When you are ‘buying’ (in this case, licensing) software, you want to know the risks associated with the deal. One key risk is where you could be sued under the licence. However, the recent High Court decision in IBM v LZLABS has highlighted some of the limitations of exclusive jurisdiction clauses, particularly in the context of software (or more general IP) licences.
What was the case about?
At its heart, the dispute in the IBM case relates to alleged unlawful use of certain software which is licensed to owners of IBM mainframe computers to enable them to run various applications on that hardware.
IBM’s licensing structure
The IP rights in the software are owned by IBM Corp (a US company). IBM Corp licenses that software on a non-exclusive basis to its subsidiaries around the world who then further license it to operators of IBM mainframes.
In this case, IBM Corp granted IBM UK (an indirect, wholly owned subsidiary) a non-exclusive licence of the software. IBM UK then granted a sub-licence to Winsopia to use the software in the UK under the terms of an IBM Customer Agreement (the “ICA”). The ICA contained an exclusive jurisdiction clause in favour of the English courts.
Alleged breach of licence: IBM UK and US sue
IBM UK claim that Winsopia went on to breach the ICA by misusing the software in developing, or causing to be developed, a product referred to as “SDM” (Software Defined Mainframe) which was marketed by two related companies (LZLABS Ltd and LZLABS GmbH).
IBM did not like the fact that SDM effectively helped users to migrate off IBM’s hardware as it enabled applications which were designed to be used on IBM mainframes to be used on non-mainframe computers. IBM UK therefore terminated the ICA and sued Winsopia for breach of contract in the English courts.
A short while later, IBM Corp brought proceedings against LZLABS GmbH and another company in the US for infringement of IBM Corp’s US IP and trade secret rights in the software. IBM UK and Winsopia are not party to those proceedings.
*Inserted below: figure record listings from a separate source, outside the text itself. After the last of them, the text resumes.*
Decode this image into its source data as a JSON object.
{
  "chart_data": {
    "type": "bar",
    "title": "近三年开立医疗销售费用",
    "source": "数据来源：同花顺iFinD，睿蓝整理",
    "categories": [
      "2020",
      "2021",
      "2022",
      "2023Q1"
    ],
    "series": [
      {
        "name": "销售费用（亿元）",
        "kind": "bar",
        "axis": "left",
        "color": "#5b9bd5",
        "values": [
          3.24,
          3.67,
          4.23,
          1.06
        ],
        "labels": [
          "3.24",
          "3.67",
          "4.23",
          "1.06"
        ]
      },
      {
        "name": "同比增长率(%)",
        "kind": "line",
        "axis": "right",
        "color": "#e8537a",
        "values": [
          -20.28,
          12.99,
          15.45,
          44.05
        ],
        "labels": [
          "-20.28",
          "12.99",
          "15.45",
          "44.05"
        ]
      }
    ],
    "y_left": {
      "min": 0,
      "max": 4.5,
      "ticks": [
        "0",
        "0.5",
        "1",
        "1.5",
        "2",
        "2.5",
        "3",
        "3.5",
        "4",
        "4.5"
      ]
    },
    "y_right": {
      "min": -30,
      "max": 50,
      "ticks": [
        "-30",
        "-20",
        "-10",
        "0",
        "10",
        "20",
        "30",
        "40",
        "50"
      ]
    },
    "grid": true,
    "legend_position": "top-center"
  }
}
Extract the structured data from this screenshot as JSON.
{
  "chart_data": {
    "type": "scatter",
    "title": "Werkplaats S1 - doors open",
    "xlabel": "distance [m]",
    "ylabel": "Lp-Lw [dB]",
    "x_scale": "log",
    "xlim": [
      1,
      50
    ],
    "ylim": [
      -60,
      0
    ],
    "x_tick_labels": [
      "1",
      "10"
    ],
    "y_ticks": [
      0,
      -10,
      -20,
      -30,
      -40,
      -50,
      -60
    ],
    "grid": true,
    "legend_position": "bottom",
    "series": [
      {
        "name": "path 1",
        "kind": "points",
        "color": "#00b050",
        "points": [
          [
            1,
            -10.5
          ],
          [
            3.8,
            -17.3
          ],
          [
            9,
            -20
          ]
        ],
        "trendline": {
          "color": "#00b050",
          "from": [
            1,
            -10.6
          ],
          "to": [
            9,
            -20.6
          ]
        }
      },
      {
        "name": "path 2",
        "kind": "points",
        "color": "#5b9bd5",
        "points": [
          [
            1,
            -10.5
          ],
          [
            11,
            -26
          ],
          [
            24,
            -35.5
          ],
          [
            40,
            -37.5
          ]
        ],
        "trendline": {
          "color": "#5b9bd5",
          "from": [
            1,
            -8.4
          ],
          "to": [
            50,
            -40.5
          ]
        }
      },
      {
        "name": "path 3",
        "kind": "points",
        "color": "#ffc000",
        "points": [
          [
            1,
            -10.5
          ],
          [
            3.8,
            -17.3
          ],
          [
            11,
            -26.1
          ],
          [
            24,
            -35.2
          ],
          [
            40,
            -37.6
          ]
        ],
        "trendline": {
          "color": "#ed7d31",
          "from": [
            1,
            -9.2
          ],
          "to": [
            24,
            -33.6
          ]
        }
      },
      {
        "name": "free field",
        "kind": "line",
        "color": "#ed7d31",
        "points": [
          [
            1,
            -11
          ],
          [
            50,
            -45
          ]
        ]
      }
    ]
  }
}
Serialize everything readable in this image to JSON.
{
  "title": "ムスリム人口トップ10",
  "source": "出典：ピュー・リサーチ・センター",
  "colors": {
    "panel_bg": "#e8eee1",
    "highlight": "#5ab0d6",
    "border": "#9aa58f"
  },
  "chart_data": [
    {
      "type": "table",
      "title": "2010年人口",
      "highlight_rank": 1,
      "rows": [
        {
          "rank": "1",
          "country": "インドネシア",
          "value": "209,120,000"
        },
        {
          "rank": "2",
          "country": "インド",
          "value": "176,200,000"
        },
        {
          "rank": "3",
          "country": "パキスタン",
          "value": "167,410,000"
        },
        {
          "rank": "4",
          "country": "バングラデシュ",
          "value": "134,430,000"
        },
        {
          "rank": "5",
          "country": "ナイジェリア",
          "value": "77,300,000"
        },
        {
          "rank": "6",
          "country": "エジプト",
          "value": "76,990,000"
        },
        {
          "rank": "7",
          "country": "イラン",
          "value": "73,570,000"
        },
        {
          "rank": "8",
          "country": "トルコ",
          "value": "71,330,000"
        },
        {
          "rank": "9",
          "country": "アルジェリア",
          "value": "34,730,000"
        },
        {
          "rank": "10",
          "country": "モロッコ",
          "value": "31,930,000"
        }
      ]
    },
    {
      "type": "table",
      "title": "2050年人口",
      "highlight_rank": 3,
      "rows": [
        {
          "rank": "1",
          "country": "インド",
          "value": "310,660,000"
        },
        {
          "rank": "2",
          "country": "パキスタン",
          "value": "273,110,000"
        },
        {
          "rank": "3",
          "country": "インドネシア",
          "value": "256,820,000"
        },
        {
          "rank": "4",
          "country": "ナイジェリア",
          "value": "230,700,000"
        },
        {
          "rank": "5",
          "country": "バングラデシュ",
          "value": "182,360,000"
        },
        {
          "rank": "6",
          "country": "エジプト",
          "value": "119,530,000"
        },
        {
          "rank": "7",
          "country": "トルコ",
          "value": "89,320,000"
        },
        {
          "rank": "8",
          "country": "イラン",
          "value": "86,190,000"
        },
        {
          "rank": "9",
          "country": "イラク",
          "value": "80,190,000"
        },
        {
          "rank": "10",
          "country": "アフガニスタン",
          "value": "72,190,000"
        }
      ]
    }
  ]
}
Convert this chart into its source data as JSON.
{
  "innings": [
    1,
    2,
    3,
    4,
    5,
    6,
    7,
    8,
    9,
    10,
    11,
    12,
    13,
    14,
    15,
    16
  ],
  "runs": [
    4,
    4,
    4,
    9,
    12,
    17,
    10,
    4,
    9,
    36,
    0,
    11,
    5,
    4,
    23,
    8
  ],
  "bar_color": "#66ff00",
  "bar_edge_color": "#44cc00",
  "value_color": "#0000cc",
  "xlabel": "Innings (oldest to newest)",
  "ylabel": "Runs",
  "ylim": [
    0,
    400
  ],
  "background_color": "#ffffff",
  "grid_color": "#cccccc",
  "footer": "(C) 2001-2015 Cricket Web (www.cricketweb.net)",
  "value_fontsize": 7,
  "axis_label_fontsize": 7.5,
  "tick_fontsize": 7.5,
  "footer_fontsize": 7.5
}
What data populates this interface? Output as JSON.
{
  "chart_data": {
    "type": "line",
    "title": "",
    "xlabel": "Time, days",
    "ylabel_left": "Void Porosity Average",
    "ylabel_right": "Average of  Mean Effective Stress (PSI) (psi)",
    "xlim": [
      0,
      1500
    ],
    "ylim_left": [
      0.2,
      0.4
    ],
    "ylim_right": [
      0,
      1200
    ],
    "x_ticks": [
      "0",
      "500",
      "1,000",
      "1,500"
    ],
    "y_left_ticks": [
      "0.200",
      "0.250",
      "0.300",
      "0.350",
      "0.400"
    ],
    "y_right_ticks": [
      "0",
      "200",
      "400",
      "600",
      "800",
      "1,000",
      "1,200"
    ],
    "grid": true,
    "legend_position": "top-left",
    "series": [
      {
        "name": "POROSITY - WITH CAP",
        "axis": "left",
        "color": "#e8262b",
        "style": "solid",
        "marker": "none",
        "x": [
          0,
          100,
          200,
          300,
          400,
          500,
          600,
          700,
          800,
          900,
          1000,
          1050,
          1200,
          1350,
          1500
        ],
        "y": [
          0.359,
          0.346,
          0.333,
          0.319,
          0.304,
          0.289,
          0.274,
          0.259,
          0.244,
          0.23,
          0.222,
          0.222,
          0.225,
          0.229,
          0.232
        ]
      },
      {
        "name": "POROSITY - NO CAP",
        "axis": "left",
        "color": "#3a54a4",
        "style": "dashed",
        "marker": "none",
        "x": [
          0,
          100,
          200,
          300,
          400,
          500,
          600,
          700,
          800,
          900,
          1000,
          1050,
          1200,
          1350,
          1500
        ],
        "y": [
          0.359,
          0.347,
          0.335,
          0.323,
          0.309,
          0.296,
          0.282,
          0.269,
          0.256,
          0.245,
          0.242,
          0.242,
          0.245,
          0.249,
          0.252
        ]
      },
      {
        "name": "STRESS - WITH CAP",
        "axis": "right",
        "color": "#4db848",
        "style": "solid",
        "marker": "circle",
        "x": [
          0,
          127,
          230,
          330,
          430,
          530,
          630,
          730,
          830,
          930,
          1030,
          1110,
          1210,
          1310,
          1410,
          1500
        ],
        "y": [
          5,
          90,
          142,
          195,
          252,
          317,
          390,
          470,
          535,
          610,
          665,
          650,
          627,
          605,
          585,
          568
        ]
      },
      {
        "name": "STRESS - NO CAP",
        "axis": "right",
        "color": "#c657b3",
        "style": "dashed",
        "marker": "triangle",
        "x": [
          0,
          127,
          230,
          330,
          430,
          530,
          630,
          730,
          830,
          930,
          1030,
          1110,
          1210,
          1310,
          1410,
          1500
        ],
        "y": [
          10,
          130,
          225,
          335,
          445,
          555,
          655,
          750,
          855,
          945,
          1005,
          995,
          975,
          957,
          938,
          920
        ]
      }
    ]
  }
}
Keen to avoid fighting on two fronts, Winsopia and LZLABS GmbH applied to the English courts for:
- permission to join IBM Corp to the English proceedings; and
- interim anti-suit injunctions against both IBM UK and IBM Corp in relation to the US proceedings.
IBM Corp challenged the applications on the basis of jurisdiction.
Did the English courts have Jurisdiction?
In determining whether the English courts had jurisdiction, one of the key issues was whether IBM Corp was bound by the exclusive jurisdiction clause set out in the ICA. IBM Corp was not a party to the ICA and there was nothing expressly stated in it to suggest that IBM Corp would otherwise be bound by the jurisdiction clause.
Winsopia and LZLABS GmbH attempted to argue that IBM Corp was nevertheless bound by the jurisdiction clause on the grounds of agency, collateral agreement or estoppel, but on the facts all of these attempts failed. Even if the Court was wrong about that (i.e. if the clause was binding on IBM Corp), it considered that the US proceedings would not be covered in any event.
As IBM Corp was not bound by the jurisdiction clause, attempts to establish jurisdiction on the basis of that clause therefore failed. Attempts using other jurisdictional gateways by which the English courts can accept jurisdiction (e.g. on the basis that IBM Corp was a ‘necessary and proper party’ to the English proceedings) also failed and so all of the defendants’ applications were rejected and LZLABS GmbH was left to continue fighting in both the UK and US.
Many big IT companies are headquartered outside the UK and operate complex global licensing structures to ‘sell’ their software around the world. As a customer, you are likely to be contracting with the supplier’s local entity (IBM UK in this example) and will therefore be reliant on contractual provisions, such as exclusive jurisdiction clauses, to provide you with comfort around where you could be sued. However, this case highlights the limits of such clauses and the fact that in some circumstances it may be very difficult, if not impossible, to avoid litigating in multiple jurisdictions.
One of the key issues was that IBM Corp was not a party to the ICA and neither for that matter were either of the defendants in the US proceedings. That left Winsopia and LZLABS GmbH fighting an uphill battle. Despite some novel arguments being put forward, particularly around agency, the Court was not persuaded. Whilst there may be ways to try to mitigate the risk of a relevant party not being bound by an exclusive jurisdiction clause (e.g. by making the IP owning entity party to the agreement or potentially making it expressly clear that the licensor is entering into the agreement as agent for the IP owning entity) that alone may not be sufficient. In the present case, the Court concluded that the US proceedings wouldn’t have been covered by the jurisdiction clause even if IBM Corp was bound by it.
This all serves as a stark reminder that exclusive jurisdiction clauses are not simple boilerplate that can be glanced over, particularly when licensing software or other IP. They need to be carefully considered and their implications and limitations understood.